Differentiated Services - when DiffServ came along, it redesignated the ToS field and it became known as the DiffServ field. IPP was replaced by a 6 bit field called the DSCP or Differentiated Services Code Point. RFC 3168 defined the lower two bits of the DiffServ field as being used for QoS Explicit Congestion Notification (ECN),
Per-Hop Behaviors (PHBs) - RFC 2475 defines these as "differential treatment an individual packet receives, as implemented by queue service disciplines and/or queue management disciplines." The RFC explicitly states it is defining the behaviors and not the implementation mechanics, since the latter rapidly evolve with technology. Class Selector (CS) per-hop behaviors are used for backwards compatibility with IP precedence marking.
RFC 2598 - defines Expedited Forwarding class (DSCP decimal value 46). EF packets get queuing priority but should also be policed to prevent them from choking out other traffic. It also helps if you've properly estimated your bandwidth usage by EF traffic, but that is another story.
RFC 2597 - defines the Assured Forwarding PHB, with 4 classes inside it for queuing, and 3 levels of drop probability inside each queue. Thus, AF has 12 DSCP values it may set.
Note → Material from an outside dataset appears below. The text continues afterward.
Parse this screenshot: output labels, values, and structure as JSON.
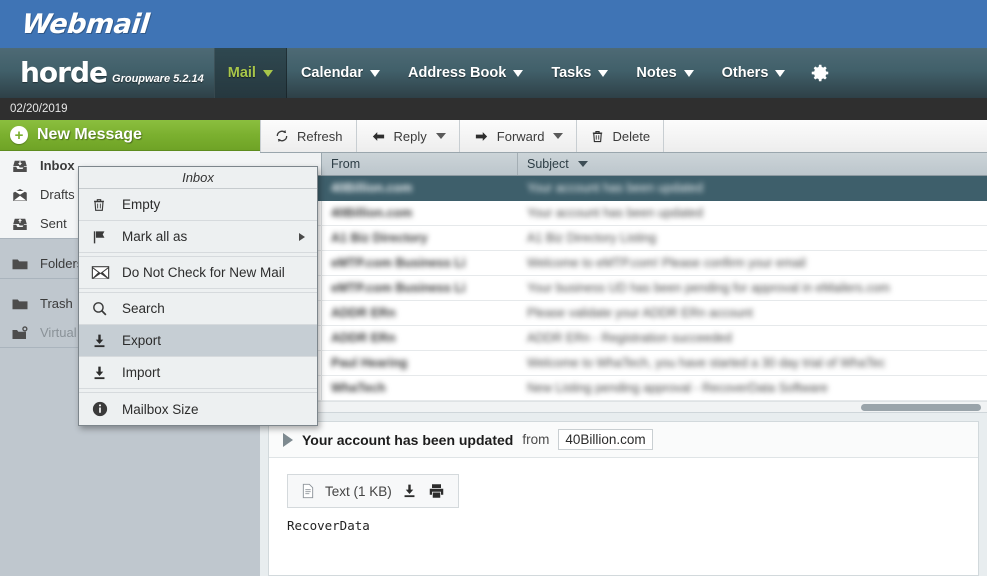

The names of the values are formatted as AFxy where x is one of the 4 queues and y is one of the 3 drop probability settings. Higher x values correspond to better priority queuing treatment. Ex: AF13 is the lowest setting combination and AF41 is the highest.
Ethernet LAN Class of Service
Ethernet supports a 3 bit QoS field in 802.1Q or ISL trunking headers. 802.1Q defines the 3 most significant bits of the Tag Control field as the QoS field; it calls these bits the user priority bits. In the ISL header, the 3 least significant bits of the 1 byte User field are defined as QoS bits. They are known as the Class of Service (CoS0 field. Most people call Layer 2 QoS settings "CoS" bits, regardless of the actual trunking method in use.
Marking WAN Traffic
Both Frame Relay and ATM have a single bit used for QoS, but these are intended to identify only the drop probability of a cell or frame. Frame Relay calls this Discard Eligibility (DE) and ATM calls this bit Cell Loss Priority (CLP).
If you are using Multiprotocol Label Switching (MPLS) then you can use the MPLS Experimental (EXP) field, 3 bits intended for QoS marking. It is common to see DSCP or IP Precedence markings remapped into the EXP field at the boundary of an MPLS network.
Where Classification and Marking is done
Non-IP header fields will only exist in certain parts of the network, so you can end up doing classification and marking at multiple places. The rules on where to mark traffic are as follows:
- Classification of traffic: on ingress only (provided the interface supports the particular header field, i.e. EXP, CoS, etc)
- Marking: on egress only, again provided the header is supported
Field Location Length
IP Precedence IP Header 3 bits
IP DSCP IP Header 6 bits
DS Field IP Header 1 byte
ToS Byte IP Header 1 byte
CoS ISL & 802.1Q Header 3 bits
Discard Eligible (DE) Frame header 1 bit
Cell Loss Priority ATM cell header 1 bit
MPLS Experimental MPLS Header 3 bits
Being a king he had authority Download Videos Tips to ask questions. Conn requested her, consequently, all of the questions that he might believe of, for it's not daily that a girl drives from the ocean.